On the Web, nearly 1,100 Internet addresses related to Sandy have been registered since last Friday, according to the Internet domain research site DomainTools. Some sites feature a "donate" button, but fraudulent sites will never give that cash to relief funds or will simply retain a credit card number for use later.
For people who prefer to donate items other than cash, FEMA wants donors to call charities ahead of time to find out what’s needed, instead of just dropping off items without checking first. Even well-intended donations can cause a lag in efficiency.
“Unsolicited donated goods such as used clothing, miscellaneous household items and mixed or perishable foodstuffs require helping agencies to redirect valuable resources away from providing services to sort, package, transport, warehouse and distribute items that may not meet the needs of disaster survivors,” according to the FEMA website.
Valdez agreed, adding that even the most-needed items that are donated arrive in bulk to expedite the delivery process.
The NVOAD website conveys a similar message: “Clothing, household items and food are best provided by well-funded voluntary agencies and not through the expensive process of collecting, sorting, packaging, transporting, receiving, sorting and distributing of goods.”
Volunteering time also speeds the recovery effort. In addition to the NVOAD, FEMA recommends looking into volunteering opportunities through United We Serve (www.serve.gov), Citizens Corps (www.citizencorps.gov), Help in Disaster (www.helpindisaster.org) and Network for Good (www.networkforgood.org).
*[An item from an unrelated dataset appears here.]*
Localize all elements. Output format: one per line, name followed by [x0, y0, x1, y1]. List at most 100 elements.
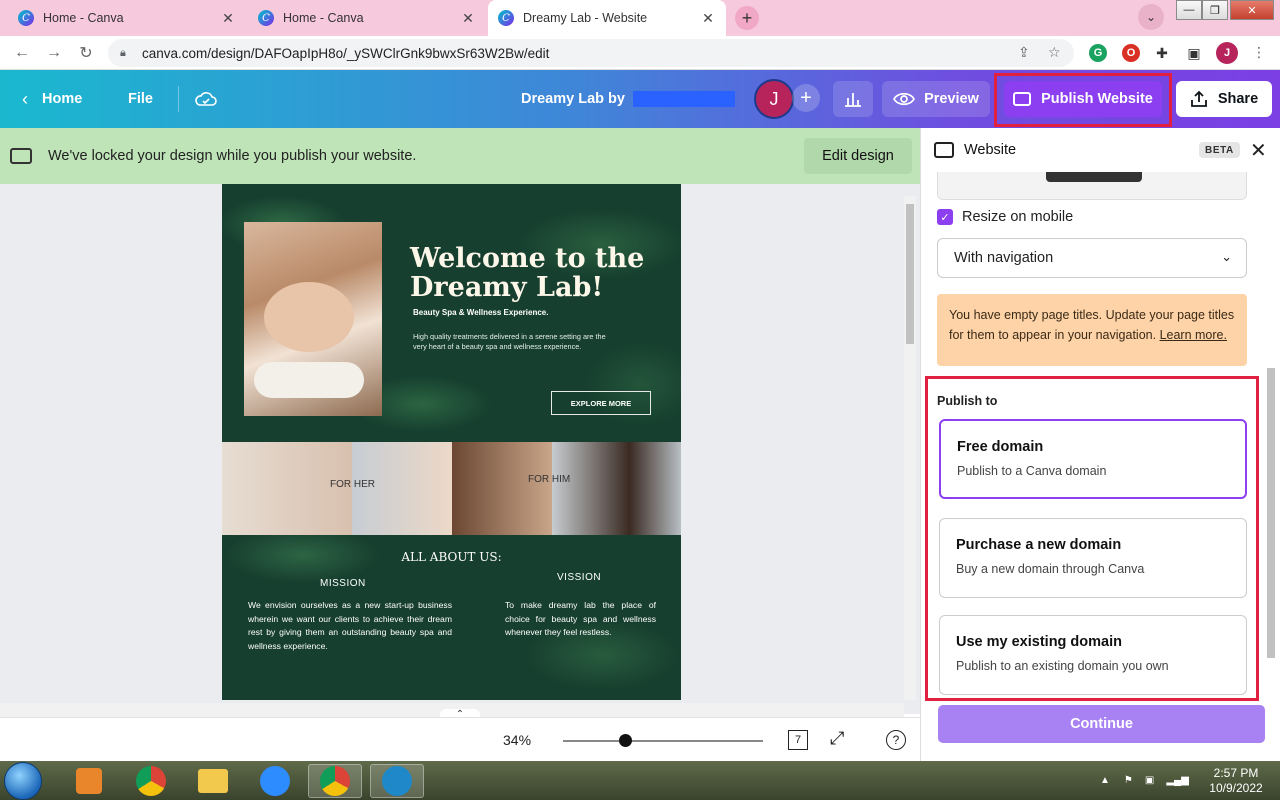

Since Hurricane Sandy’s impact, Red Cross volunteers have been doing their part to help in New York State. On Thursday night, an estimated 3,100 people slept in 38 of its New York shelters, according to Valdez.
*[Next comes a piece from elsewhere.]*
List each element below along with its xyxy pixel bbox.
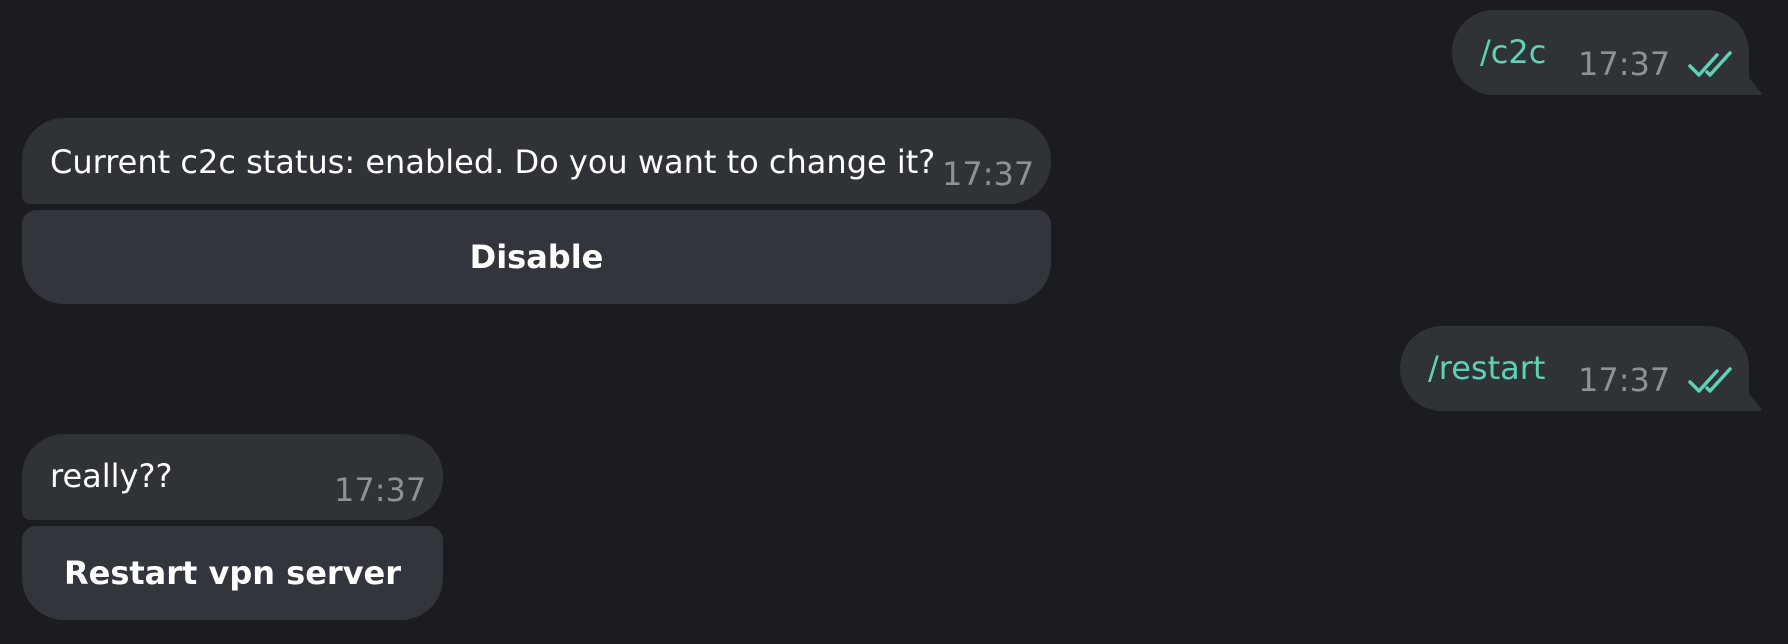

“We have mobilized more than 1,100 trained disaster workers to provide help in New York,” Valdez said. “We have provided more than 215,000 meals and snacks [as of Friday afternoon]. We’ve provided more than 2,000 health contacts.”
At Albert Leonard Middle School in New Rochelle, for example, Red Cross volunteers offered local residents everything from medical attention to pickup games of basketball.
More volunteers, she said, are always welcome. Those who want to do so can call the New York chapter of the Red Cross at 1-877-REDCROSS.
“We know that we’re going to be working on this [Sandy aftermath] for quite some time,” Valdez said. “We are really looking for people who just want to help out.”